Amerika Serikat, Brasil, dan India, yang bersama-sama menyumbang hampir 45% dari semua kematian akibat COVID-19 secara global, semuanya telah mencabut tindakan jarak sosial dalam beberapa pekan terakhir.

“Masyarakat Amerika harus mengantisipasi bahwa kasus akan meningkat di hari-hari mendatang,” Wakil Presiden AS Mike Pence mengingatkan, Senin (28 September). Kematian AS mencapai 205,132 dan kasus pada 7.18 juta pada Senin malam.

India, sementara itu, telah mencatat pertumbuhan harian tertinggi di dunia infeksi, dengan rata-rata 87,500 kasus baru per hari sejak awal September.

Pada tren saat ini, India akan mengambil alih Amerika Serikat sebagai negara dengan kasus paling terkonfirmasi pada akhir tahun, bahkan ketika pemerintah Perdana Menteri Narendra Modi mendorong ke depan dengan mengurangi langkah-langkah penguncian dalam upaya untuk mendukung ekonomi yang sedang berjuang.

Terlepas dari lonjakan kasus, jumlah kematian di India sebesar 96,318, dan laju pertumbuhan kematian, tetap di bawah Amerika Serikat, Inggris, dan Brasil. India pada Selasa melaporkan kenaikan kematian terkecil sejak 3 Agustus, melanjutkan tren penurunan baru-baru ini yang membingungkan para ahli.

Di Eropa, yang menyumbang hampir 25% kematian, Organisasi Kesehatan Dunia (WHO) telah memperingatkan penyebaran yang mengkhawatirkan di Eropa barat hanya beberapa minggu lagi dari musim flu musim dingin.

WHO juga memperingatkan pandemi masih memerlukan intervensi pengendalian besar di tengah meningkatnya kasus di Amerika Latin, di mana banyak negara sudah mulai melanjutkan kehidupan normal.

Sebagian besar Asia, wilayah pertama yang terkena pandemi, mengalami ketenangan relatif setelah keluar dari gelombang kedua.

Tingginya jumlah kematian telah menyebabkan perubahan upacara penguburan di seluruh dunia, dengan bisnis kamar mayat dan pemakaman kewalahan dan orang-orang terkasih sering dilarang mengucapkan selamat tinggal secara langsung.
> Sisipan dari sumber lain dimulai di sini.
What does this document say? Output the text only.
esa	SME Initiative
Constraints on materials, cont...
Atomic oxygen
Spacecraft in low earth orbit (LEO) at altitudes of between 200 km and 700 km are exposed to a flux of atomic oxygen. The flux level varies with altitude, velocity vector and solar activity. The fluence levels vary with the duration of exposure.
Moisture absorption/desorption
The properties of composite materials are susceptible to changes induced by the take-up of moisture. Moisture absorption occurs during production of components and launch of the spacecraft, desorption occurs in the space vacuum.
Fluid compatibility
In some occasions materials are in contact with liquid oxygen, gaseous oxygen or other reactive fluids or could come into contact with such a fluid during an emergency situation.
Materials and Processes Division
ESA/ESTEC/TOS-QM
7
Di Israel, kebiasaan membasuh jenazah Muslim tidak diperbolehkan, dan bukannya diselimuti kain, melainkan harus dibungkus dengan kantong plastik. Tradisi Yahudi Siwa di mana orang pergi ke rumah kerabat yang berduka selama tujuh hari juga telah terganggu.

Di Italia, umat Katolik dimakamkan tanpa pemakaman atau restu dari seorang imam, sementara di Irak mantan milisi menjatuhkan senjata mereka untuk menggali kuburan di pemakaman yang dibuat khusus dan belajar bagaimana melakukan penguburan baik Kristen maupun Muslim.

Di beberapa bagian Indonesia, keluarga yang berduka menerobos masuk ke rumah sakit untuk mengambil jenazah, karena khawatir kerabat mereka tidak akan diberi penguburan yang layak.

Sebuah kelompok masyarakat adat di Amazon Ekuador menyandera dua petugas polisi dan seorang pejabat negara, menuntut pihak berwenang mengembalikan jenazah pemimpin komunitas untuk dimakamkan secara tradisional.

Amerika Serikat, Indonesia, Bolivia, Afrika Selatan, dan Yaman harus menemukan situs pemakaman baru saat kuburan terisi.

Bagikan artikel ini:

EU Reporter menerbitkan artikel dari berbagai sumber luar yang mengungkapkan berbagai sudut pandang. Posisi yang diambil dalam artikel ini belum tentu milik Reporter UE.